Ces politiques d’immunité collective, issues de la Déclaration de Great Barrington fascisante, sont mises en œuvre alors que le pays sort de la cinquième vague de la pandémie de COVID-19. La vague la plus récente a été alimentée par la combinaison du variant Omicron, hautement transmissible, et d’un effort incessant des gouvernements pour que tous les lieux de travail et les écoles restent ouverts.

L’affirmation selon laquelle les travailleurs doivent «vivre avec le virus» implique implicitement qu’un nombre important de personnes âgées, de personnes immunodéprimées et même de personnes en bonne santé mourront inutilement du virus. La classe dirigeante, dans le seul but d’accroître sa richesse déjà immense, est prête à infecter toute la population avec la COVID-19.

Après avoir déclaré dès le départ que le variant Omicron était «bénin», la classe dirigeante et ses représentants gouvernementaux ont ensuite présidé à une vague hivernale mortelle de la pandémie. Des professionnels de la santé et des scientifiques de principe ont averti que si l’on n’annulait pas les politiques de réouverture du gouvernement, y compris la suppression des tests PCR généralisés, cela entraînerait une vague d’infection et de mortalité massive. C’est précisément ce qui s’est produit.

Les gouvernements capitalistes et la presse bourgeoise ont déployé des efforts concertés pour dissimuler les faits des trois derniers mois, bien qu’il s’agisse de l’une des pires phases de la pandémie à ce jour. La classe ouvrière se fait dire, jour après jour, que «le pire est passé», sans que l’on rende compte du lourd tribut payé en vies humaines au cours de l’hiver.

Le premier cas de COVID-19 au Canada causé par le variant Omicron a été documenté le 28 novembre 2021. Au cours des trois mois précédents, le variant Delta avait ravagé le pays pendant la poussée automnale de la pandémie, son point bas se situant au début de décembre.

À peine le nouveau variant a-t-il commencé à se propager rapidement au Canada que les gouvernements affirmaient qu’Omicron était impossible à arrêter et qu’il infecterait tout le monde. Ils ont présenté cette situation comme un avantage net, censé conduire à une immunité collective. Et ce, malgré les recherches démontrant que l’infection par Omicron ne confère aucune immunité significative à long terme contre la COVID-19. De nombreuses personnes précédemment infectées par Omicron ont été réinfectées par le sous-variant BA.2.

Moins de deux mois après le premier cas confirmé, le 26 janvier, Omicron a produit le plus grand nombre de décès en une seule journée de toute la pandémie, avec 226 décès enregistrés dans tout le pays. Au cours des trois mois allant du 1erdécembre 2021 au 28 février 2022, la COVID-19 a tué environ 6500 personnes.

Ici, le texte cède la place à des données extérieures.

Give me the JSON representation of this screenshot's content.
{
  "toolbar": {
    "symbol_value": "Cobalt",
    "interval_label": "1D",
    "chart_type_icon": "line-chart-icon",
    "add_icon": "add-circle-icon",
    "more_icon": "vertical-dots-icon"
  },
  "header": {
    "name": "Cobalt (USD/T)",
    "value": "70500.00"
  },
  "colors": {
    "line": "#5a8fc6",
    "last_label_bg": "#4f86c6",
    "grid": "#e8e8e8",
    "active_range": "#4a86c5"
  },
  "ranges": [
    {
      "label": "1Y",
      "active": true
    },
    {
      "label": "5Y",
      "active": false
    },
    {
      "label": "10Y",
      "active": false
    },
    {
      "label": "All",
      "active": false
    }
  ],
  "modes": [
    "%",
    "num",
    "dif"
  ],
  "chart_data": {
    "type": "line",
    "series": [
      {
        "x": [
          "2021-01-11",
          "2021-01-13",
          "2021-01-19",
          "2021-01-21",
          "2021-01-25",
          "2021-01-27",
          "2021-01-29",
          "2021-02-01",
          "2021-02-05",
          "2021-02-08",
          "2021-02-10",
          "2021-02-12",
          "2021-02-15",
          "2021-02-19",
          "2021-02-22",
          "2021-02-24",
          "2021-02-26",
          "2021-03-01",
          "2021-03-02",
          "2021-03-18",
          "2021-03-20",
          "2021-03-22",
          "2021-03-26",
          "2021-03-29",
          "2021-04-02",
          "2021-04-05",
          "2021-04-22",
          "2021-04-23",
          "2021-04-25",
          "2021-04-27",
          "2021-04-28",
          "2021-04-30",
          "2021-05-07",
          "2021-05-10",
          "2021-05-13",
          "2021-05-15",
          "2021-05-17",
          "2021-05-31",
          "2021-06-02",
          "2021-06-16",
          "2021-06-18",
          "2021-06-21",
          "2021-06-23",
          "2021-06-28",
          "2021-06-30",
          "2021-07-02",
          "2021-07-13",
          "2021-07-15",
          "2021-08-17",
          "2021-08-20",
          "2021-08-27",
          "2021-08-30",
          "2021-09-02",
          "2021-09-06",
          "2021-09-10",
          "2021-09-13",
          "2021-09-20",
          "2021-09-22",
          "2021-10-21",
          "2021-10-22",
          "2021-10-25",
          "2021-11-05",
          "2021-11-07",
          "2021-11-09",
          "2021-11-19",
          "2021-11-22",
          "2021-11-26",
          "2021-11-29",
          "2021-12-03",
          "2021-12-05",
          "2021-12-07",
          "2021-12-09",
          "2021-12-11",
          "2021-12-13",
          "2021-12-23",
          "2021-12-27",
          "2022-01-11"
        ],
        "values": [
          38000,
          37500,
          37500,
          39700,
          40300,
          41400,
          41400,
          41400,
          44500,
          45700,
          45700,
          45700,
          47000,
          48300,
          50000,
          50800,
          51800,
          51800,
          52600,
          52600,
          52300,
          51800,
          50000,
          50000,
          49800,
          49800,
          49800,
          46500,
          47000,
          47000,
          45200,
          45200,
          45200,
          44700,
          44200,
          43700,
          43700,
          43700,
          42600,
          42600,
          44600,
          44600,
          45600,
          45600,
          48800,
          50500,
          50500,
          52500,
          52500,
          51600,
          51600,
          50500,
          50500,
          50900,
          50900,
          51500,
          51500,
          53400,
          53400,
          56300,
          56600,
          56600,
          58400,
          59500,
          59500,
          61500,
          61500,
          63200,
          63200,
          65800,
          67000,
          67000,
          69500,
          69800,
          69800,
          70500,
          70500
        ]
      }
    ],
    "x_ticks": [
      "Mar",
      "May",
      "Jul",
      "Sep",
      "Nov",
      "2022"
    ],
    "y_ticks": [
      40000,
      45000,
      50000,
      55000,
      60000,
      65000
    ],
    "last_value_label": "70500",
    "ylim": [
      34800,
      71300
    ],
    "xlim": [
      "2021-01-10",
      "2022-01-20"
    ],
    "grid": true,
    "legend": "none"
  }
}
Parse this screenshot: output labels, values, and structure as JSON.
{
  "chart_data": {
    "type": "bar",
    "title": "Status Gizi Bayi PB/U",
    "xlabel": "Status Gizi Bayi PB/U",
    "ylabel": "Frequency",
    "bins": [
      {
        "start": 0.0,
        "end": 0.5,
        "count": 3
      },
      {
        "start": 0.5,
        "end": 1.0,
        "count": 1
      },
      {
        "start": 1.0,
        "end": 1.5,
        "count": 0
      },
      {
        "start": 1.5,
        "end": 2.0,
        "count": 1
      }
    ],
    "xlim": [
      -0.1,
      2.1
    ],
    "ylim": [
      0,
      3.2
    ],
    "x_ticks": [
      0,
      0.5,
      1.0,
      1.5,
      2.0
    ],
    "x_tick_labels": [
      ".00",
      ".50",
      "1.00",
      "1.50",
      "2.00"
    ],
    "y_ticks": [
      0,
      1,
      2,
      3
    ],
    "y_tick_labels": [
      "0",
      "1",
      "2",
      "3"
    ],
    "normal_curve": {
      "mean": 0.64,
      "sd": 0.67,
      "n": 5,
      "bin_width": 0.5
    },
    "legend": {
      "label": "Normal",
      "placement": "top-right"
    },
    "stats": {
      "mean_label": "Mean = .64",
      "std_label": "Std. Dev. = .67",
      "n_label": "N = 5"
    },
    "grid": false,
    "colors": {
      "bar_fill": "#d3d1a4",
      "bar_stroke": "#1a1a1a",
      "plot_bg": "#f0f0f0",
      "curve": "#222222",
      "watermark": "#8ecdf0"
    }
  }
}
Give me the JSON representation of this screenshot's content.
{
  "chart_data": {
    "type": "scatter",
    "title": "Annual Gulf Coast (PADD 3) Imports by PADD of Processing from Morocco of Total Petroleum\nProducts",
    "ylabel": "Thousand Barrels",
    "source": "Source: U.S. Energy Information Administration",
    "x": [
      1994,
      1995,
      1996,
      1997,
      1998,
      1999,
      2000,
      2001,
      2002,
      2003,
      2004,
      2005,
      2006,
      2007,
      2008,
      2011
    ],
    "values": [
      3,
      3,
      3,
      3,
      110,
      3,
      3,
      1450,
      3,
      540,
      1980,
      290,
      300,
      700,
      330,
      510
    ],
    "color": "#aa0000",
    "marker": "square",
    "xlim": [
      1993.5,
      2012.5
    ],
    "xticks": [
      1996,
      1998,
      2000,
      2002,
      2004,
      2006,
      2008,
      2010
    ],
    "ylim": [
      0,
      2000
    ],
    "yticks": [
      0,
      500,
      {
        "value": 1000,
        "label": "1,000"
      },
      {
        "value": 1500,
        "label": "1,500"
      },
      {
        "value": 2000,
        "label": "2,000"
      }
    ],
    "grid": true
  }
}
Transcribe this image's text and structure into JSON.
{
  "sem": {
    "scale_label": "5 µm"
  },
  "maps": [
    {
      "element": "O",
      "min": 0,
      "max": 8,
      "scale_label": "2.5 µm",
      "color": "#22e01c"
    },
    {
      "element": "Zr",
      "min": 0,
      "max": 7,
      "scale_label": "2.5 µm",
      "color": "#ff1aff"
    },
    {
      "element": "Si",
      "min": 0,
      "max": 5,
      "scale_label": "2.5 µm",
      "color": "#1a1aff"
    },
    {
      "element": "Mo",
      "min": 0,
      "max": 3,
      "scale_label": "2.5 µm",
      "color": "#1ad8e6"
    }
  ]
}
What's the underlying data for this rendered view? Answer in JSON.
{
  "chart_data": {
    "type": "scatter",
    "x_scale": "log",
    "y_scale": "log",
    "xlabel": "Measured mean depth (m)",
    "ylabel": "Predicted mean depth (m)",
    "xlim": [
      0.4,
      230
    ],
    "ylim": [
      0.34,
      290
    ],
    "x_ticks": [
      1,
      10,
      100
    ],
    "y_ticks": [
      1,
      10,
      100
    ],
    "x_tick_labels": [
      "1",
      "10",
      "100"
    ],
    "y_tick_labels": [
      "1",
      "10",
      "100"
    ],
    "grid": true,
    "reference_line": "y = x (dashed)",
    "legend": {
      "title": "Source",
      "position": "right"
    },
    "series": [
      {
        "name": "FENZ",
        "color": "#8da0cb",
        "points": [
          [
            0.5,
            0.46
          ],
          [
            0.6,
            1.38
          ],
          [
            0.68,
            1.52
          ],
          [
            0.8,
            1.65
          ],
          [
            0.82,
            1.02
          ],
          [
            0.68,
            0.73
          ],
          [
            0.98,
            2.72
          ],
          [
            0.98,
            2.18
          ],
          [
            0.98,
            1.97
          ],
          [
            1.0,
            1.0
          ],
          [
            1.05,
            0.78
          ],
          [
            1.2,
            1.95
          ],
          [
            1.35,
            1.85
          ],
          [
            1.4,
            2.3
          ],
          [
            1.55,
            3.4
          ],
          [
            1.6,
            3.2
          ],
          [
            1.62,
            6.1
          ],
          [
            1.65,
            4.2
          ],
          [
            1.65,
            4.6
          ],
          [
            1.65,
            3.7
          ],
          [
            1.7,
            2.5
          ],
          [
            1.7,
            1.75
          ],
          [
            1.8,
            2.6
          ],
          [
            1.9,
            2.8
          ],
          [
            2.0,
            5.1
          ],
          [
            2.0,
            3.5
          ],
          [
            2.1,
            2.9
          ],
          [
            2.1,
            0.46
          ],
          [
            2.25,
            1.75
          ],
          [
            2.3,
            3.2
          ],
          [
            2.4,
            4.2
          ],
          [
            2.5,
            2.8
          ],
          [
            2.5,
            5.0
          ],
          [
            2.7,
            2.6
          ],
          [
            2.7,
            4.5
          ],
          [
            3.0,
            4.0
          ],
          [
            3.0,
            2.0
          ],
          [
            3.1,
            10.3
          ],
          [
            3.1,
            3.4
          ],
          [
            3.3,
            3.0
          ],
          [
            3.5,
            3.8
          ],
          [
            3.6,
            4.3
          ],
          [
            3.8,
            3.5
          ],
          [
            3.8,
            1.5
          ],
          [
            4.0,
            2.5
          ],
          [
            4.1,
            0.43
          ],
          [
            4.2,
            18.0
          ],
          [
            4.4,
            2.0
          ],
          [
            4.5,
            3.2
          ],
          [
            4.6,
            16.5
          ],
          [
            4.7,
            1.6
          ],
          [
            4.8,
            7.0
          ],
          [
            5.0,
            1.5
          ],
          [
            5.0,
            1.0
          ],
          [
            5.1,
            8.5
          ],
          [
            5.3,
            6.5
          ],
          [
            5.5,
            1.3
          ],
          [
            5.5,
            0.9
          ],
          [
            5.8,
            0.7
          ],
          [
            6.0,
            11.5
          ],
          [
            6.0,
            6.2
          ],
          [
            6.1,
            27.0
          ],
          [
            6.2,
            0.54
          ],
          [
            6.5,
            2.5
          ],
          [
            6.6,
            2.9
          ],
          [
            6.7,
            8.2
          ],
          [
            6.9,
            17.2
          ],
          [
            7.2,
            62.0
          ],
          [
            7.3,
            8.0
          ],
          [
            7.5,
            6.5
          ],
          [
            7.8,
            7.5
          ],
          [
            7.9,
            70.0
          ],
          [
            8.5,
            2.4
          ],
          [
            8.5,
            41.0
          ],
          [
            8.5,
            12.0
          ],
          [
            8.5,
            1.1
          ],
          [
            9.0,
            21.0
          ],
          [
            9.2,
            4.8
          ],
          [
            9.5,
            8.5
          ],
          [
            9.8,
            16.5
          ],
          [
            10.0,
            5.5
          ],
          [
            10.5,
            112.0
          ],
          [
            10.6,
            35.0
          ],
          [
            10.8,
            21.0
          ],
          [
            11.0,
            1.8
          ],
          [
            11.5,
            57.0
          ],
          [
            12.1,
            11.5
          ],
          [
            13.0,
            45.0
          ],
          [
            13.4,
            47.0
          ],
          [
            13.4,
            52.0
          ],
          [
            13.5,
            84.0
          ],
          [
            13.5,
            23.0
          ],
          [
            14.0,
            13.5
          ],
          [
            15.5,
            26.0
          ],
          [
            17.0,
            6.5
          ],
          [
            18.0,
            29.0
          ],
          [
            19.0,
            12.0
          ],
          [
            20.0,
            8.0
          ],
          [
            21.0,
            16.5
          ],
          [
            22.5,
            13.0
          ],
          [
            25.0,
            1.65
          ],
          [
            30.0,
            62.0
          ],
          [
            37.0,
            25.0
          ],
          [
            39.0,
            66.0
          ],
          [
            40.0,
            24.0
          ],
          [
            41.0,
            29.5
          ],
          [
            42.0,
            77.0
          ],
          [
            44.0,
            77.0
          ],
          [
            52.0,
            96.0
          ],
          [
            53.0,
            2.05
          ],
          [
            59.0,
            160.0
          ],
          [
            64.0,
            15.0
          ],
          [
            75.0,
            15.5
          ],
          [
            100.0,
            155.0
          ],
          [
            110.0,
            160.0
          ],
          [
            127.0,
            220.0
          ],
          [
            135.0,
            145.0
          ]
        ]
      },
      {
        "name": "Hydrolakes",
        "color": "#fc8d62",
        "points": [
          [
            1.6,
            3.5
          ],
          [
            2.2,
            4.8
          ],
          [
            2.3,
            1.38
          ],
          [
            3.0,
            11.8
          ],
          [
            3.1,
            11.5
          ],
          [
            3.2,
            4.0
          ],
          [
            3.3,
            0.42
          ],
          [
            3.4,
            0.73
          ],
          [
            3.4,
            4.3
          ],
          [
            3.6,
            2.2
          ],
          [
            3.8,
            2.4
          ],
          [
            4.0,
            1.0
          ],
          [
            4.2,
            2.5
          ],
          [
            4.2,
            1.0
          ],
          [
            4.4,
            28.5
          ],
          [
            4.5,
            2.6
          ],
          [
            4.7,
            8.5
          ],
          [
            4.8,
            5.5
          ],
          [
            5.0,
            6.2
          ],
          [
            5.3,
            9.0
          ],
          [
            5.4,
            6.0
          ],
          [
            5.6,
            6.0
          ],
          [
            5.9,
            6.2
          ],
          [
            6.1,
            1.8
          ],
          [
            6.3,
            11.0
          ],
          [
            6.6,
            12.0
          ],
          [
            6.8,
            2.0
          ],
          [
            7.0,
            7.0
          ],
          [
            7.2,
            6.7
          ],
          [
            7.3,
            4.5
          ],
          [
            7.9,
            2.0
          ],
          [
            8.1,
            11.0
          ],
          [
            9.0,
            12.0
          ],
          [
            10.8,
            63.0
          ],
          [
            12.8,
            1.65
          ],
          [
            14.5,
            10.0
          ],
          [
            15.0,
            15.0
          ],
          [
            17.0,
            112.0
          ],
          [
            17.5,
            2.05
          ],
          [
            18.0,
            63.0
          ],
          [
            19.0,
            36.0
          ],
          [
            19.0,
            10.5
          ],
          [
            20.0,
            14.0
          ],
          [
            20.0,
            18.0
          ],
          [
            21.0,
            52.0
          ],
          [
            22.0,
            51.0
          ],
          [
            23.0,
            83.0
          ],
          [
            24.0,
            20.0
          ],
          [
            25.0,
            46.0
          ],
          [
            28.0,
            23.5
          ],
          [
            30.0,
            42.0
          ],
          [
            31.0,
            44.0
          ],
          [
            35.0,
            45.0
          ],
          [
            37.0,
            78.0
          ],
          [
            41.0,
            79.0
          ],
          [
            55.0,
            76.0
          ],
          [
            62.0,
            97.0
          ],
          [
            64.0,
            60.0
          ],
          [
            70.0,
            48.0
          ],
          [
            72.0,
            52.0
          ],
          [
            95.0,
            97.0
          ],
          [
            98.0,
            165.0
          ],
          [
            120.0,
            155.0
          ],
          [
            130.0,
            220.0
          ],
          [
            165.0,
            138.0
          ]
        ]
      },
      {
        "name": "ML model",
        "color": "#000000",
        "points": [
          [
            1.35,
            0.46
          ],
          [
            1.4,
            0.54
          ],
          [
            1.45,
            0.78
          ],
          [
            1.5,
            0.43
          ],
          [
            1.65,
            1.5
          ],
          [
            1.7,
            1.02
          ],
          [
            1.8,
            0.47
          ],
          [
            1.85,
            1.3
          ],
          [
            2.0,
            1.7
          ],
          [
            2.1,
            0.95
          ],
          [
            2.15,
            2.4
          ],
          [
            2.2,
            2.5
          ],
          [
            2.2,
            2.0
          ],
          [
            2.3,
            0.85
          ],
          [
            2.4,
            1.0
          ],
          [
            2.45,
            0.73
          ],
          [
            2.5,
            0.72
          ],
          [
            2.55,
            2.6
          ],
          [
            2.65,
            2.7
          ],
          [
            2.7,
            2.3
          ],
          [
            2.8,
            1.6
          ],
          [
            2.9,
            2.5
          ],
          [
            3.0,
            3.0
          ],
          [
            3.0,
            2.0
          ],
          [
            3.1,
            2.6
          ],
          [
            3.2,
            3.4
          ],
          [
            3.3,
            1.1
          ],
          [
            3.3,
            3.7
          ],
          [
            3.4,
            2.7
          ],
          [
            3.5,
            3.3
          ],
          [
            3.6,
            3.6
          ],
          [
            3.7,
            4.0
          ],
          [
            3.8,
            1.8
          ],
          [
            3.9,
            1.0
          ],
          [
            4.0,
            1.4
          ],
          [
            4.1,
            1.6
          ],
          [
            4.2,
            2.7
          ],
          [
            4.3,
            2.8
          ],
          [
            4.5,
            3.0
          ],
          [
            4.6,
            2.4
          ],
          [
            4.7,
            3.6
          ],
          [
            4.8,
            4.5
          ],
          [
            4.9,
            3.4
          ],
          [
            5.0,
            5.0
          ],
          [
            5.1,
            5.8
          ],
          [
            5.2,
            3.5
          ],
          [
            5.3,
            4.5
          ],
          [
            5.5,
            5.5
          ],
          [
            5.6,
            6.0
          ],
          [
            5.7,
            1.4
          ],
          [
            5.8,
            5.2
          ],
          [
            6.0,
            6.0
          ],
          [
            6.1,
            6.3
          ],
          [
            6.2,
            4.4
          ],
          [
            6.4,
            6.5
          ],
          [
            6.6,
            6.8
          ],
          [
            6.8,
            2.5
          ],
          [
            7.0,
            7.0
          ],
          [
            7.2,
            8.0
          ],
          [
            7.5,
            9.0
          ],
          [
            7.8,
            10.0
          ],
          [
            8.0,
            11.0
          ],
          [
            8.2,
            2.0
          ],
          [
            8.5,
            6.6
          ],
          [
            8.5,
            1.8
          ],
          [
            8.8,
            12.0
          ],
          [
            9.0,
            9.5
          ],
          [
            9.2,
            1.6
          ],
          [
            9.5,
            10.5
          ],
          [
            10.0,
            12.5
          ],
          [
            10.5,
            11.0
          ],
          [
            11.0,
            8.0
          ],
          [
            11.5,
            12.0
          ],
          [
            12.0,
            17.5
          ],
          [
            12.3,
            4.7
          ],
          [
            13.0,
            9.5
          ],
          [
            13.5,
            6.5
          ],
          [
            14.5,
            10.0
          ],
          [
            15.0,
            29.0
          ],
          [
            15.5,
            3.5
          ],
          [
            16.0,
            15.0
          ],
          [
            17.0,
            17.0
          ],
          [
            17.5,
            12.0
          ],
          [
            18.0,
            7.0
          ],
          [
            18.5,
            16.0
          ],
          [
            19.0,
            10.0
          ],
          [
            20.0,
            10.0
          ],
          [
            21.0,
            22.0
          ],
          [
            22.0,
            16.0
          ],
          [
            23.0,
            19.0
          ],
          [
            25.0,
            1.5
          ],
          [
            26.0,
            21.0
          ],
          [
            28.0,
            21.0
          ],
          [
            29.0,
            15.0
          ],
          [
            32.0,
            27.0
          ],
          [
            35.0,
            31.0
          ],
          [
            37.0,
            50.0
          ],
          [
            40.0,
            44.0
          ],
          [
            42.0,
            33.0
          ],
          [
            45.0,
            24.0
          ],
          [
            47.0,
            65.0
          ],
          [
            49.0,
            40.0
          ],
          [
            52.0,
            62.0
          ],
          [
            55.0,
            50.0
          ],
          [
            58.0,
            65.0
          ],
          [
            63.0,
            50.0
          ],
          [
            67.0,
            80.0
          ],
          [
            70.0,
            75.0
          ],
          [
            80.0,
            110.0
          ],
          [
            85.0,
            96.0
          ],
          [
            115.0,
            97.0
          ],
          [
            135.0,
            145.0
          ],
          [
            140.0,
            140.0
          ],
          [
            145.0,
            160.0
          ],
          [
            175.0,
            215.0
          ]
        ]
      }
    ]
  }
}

Seules la première vague de la pandémie, au printemps 2020, et la deuxième vague, à l’hiver 2020, ont produit des bilans plus lourds, avec environ 8500 et 9700 morts, respectivement.

L’impact de ce nombre de décès ne peut être apprécié que si l’on sait qu’au plus fort de la cinquième vague, plus de 80 % de la population canadienne était entièrement vaccinée, et qu’environ 45 % avaient reçu une troisième dose de rappel. En comparaison, aucun vaccin n’avait encore été mis au point lors de la première vague, et seule une petite proportion de la population avait reçu ne serait-ce qu’une seule dose de vaccin au plus fort de la deuxième vague.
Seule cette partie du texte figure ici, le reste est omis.